The Royal Australian Air Force (RAAF) recently commenced a trial initiative for maintenance of its C-17A Globemaster III transport aircraft using Microsoft HoloLens mixed-reality devices with software developed by Boeing. The trials commenced in July with aircraft technicians from No. 36 Squadron at RAAF Base Amberley, the service announced in a statement.  

The new maintenance initiative will allow RAAF personnel to share communication and new working practices with their counterparts based in the USA. Such maintenance capability has assumed increased relevance following the Covid-19 pandemic; as Boeing’s Recovery and Modifications Services (RAMS) teams with specialist technicians were unable to travel to Australia to assist with C-17A maintenance tasks including repair and replacement.

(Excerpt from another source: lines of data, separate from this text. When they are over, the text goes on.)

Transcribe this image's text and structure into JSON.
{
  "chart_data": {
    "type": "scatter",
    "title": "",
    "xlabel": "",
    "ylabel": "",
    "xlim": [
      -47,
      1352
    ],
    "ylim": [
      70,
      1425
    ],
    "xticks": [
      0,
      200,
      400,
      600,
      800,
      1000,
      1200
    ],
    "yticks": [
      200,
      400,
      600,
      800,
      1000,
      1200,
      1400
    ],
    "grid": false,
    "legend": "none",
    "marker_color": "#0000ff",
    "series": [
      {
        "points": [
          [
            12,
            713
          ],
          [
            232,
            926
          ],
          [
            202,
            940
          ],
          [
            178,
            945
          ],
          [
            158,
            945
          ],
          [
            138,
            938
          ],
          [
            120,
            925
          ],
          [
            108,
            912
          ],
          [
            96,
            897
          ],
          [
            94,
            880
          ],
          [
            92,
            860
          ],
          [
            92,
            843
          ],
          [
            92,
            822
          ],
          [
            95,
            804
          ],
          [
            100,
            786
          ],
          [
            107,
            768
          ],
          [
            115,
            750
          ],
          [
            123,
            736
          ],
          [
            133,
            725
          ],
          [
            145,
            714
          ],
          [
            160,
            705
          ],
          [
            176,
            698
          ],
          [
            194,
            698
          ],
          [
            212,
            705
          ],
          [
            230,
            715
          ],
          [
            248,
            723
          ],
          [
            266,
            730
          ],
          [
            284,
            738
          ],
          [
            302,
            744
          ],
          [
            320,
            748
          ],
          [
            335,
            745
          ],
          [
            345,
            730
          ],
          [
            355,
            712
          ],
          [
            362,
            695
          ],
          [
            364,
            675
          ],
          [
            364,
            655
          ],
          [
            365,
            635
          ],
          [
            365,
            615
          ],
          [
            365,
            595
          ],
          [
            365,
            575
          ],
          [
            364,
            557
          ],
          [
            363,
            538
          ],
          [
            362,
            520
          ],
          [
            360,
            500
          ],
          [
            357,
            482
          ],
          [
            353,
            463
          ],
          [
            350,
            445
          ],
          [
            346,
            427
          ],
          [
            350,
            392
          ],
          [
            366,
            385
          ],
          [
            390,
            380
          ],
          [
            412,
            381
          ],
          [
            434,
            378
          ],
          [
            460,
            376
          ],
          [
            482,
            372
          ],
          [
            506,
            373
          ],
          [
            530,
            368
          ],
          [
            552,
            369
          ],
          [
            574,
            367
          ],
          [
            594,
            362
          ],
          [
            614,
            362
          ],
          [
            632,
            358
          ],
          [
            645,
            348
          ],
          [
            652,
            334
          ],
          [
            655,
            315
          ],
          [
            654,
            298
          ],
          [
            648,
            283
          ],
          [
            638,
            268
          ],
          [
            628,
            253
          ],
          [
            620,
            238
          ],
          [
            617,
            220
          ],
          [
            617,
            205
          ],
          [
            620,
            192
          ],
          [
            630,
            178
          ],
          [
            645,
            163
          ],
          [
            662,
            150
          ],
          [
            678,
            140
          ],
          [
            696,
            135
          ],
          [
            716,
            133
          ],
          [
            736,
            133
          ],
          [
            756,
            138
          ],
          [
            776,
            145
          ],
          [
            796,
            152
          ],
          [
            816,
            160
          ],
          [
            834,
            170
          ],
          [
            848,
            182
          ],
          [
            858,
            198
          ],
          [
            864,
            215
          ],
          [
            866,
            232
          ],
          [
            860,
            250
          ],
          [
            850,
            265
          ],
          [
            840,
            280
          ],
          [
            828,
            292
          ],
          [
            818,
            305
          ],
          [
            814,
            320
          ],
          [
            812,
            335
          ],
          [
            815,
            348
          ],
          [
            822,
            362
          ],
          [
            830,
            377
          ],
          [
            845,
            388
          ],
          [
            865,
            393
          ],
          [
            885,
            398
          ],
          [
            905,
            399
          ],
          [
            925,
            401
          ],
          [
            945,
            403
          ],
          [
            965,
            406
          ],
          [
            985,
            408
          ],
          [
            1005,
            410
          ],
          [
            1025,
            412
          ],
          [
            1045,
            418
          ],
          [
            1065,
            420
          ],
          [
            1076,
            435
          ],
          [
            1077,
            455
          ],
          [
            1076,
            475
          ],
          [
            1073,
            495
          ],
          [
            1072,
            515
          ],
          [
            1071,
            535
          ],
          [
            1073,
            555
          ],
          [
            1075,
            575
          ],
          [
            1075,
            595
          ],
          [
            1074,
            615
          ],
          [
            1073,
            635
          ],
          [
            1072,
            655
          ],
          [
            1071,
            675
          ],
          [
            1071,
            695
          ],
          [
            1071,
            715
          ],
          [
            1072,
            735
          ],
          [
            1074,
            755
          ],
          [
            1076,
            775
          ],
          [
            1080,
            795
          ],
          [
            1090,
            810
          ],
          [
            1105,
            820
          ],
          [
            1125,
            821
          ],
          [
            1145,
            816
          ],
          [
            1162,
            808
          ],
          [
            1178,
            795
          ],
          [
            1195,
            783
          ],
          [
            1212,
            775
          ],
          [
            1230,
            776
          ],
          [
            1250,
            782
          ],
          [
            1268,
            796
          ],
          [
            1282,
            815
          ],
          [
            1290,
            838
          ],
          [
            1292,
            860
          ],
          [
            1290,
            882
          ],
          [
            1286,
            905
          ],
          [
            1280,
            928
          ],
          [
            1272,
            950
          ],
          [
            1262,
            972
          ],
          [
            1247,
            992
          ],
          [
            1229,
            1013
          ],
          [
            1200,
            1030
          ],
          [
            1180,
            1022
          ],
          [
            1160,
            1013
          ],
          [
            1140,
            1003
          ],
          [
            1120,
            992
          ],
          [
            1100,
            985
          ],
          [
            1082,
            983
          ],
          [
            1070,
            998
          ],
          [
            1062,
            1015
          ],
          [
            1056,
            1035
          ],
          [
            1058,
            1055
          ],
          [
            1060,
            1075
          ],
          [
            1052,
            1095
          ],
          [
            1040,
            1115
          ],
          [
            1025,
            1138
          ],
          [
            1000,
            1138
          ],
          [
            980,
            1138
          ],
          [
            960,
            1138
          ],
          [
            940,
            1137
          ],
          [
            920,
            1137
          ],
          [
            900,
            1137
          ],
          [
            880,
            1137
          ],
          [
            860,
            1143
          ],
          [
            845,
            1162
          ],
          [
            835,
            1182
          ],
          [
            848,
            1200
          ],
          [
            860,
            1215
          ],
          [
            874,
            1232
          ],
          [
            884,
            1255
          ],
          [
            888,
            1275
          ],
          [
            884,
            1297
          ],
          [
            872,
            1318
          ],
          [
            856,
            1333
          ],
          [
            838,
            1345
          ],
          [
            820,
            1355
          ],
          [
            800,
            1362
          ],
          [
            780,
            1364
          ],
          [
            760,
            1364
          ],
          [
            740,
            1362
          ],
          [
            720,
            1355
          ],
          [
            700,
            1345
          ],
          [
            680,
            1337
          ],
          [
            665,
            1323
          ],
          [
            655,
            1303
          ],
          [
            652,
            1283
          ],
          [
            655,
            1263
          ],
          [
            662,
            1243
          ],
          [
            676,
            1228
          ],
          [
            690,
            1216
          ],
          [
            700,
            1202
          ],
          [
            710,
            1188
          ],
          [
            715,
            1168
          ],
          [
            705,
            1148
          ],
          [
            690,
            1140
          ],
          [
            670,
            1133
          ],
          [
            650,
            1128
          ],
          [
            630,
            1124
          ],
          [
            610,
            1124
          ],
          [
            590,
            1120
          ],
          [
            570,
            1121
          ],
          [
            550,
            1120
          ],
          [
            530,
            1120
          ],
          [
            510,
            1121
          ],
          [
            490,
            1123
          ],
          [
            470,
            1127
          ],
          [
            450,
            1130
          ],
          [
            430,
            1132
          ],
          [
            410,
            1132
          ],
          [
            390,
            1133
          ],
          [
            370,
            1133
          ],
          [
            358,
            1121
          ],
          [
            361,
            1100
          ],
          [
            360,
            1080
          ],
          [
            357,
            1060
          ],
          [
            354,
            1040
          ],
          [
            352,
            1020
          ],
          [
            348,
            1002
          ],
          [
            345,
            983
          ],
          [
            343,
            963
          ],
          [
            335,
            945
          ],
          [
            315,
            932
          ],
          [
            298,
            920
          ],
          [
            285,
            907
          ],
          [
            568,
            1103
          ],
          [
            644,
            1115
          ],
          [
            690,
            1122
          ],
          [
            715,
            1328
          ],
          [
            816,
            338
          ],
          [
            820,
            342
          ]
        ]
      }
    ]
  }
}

The use of Microsoft HoloLens mixed-reality devices by RAAF technicians now allows them to receive technical drawings and documents from RAMS teams, who were not only able to share instant feedback but also direct the overall task. The teams located in Australia and the USA were able to collaborate via a secure ‘cloud’ connection, allowing them to seamlessly work together by sharing screens. The Boeing teams in the USA were able to view exactly what was being seen by the RAAF maintenance teams inside the aircraft through iris tracking.

“The first project was to replace the floatation equipment deployment systems panels inside C-17s, which consist of explosive components that deploy life rafts in an emergency,” said RAAF Maintenance team supervisor Sergeant Thomas Lane. “This technology is a massive benefit to resourcing the workforce moving forward, with significant potential to empower and train less-experienced technicians.” 

According to Boeing C-17A field services manager Glen Schneider, “After the initial maintenance activity, No. 36 Squadron will continue the trial with two HoloLens devices that can be used by accompanied maintenance teams.”